44-й год был урожайным. Хлеба сдали государству почти две нормы и ещё неплохо получили колхозники на трудодни. Стали есть досыта. Как мама говорила, вернулась в семью СЫТЬ- голод перестал мучить. Некоторые это состояние сытости называли «ВЫТЬ». В школе тоже стали кормить — давали хлеб и кашу. Но, к сожалению, голод снова нас настиг, теперь уже не только из-за природных условий. По установившейся дороге  зимника понаехали уполномоченные из райцентра и заставили вопреки воле колхозников, выгрести всё зерно из закромов и сдать государству уже третью норму. Даже за счёт семенного фонда. Это — катастрофа, после которой колхоз до 50-х годов не мог придти в себя. Добивала колхозное разорение  засуха. За всё лето не выпало ни капли дождя. Зерно, привезённое из Майска, так и не взошло. Разгребёшь землю, как золу, а там лежат зёрна пшеницы. Возьмёшь на зуб зёрнышко, а оно сухое — пресухое. Не выросло и в огородах, поливать-то некому было…

ПРАЗДНОВАНИЕ   ПОБЕДЫ

ВЕСТЬ об окончании войны до Тайгинских жителей дошла только через 8 дней. Пришли в гости девушки из-за болота «Орловские» и рассказали,  что война закончилась ещё 9 мая. Парторг приказал задержать девушек, этих вестниц радости, не поверив им и посадив в «холодную», сел на жеребца и в соседний Н-Игол. Там на почте была сломана  рация, и поэтому война для нас всё ещё шла. Радио тоже не было. Всё же удалось связаться с райцентром, и пришло сообщение, что страна уже вторую неделю празднует ПОБЕДУ.

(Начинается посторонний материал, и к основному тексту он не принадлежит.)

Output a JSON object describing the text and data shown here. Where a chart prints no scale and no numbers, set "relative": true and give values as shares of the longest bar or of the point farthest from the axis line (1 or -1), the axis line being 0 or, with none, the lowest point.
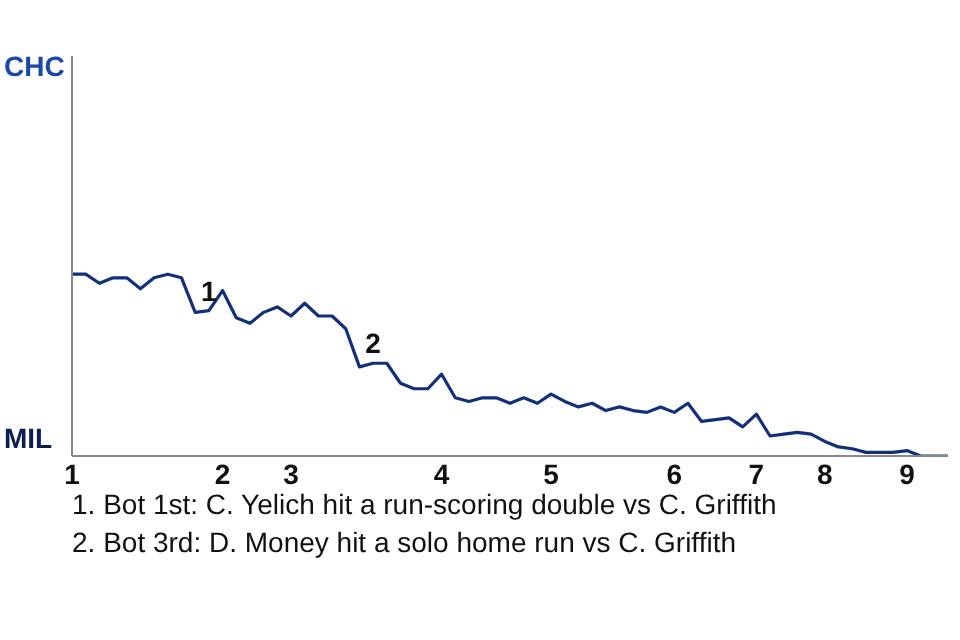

В ночь на 18 мая у нас в деревне отмечали, как Пасху. Стрельба, гуляние, песни и пляски. Орловских девушек затаскали по гостям, отдавая всё, что находилось съестного дома. Мать вытащила заветную бутылочку, сберегаемую для отца и угостила соседа , пришедшего с фронта по ранению и этих девушек. В каком же урмане мы жили — жуть!

Не знали мы, что нас ожидает ещё больший голод — неурожайные были 46-47 годы.

Это было страшное время, есть зимой было абсолютно нечего и хлеба во рту не бывало не только днями, но и неделями… Как выжили — уму непостижимо.

Детства, как такового, в деревнях не было, за редким исключением. Но были и

радости. Своеобразные, но радости. К примеру, у тех, кто работал на лошадях. Им отводилось время на обед на обед до трёх часов. Лошадей надо накормить, потом напоить. Это время проводили на речке. А вечером, когда коней отводили в ночное — непременные скачки, кто быстрее доедет до определённого места. Мы чувствовали, что и лошади, предчувствуя ночной отдых, с удовольствием выполняли наши команды.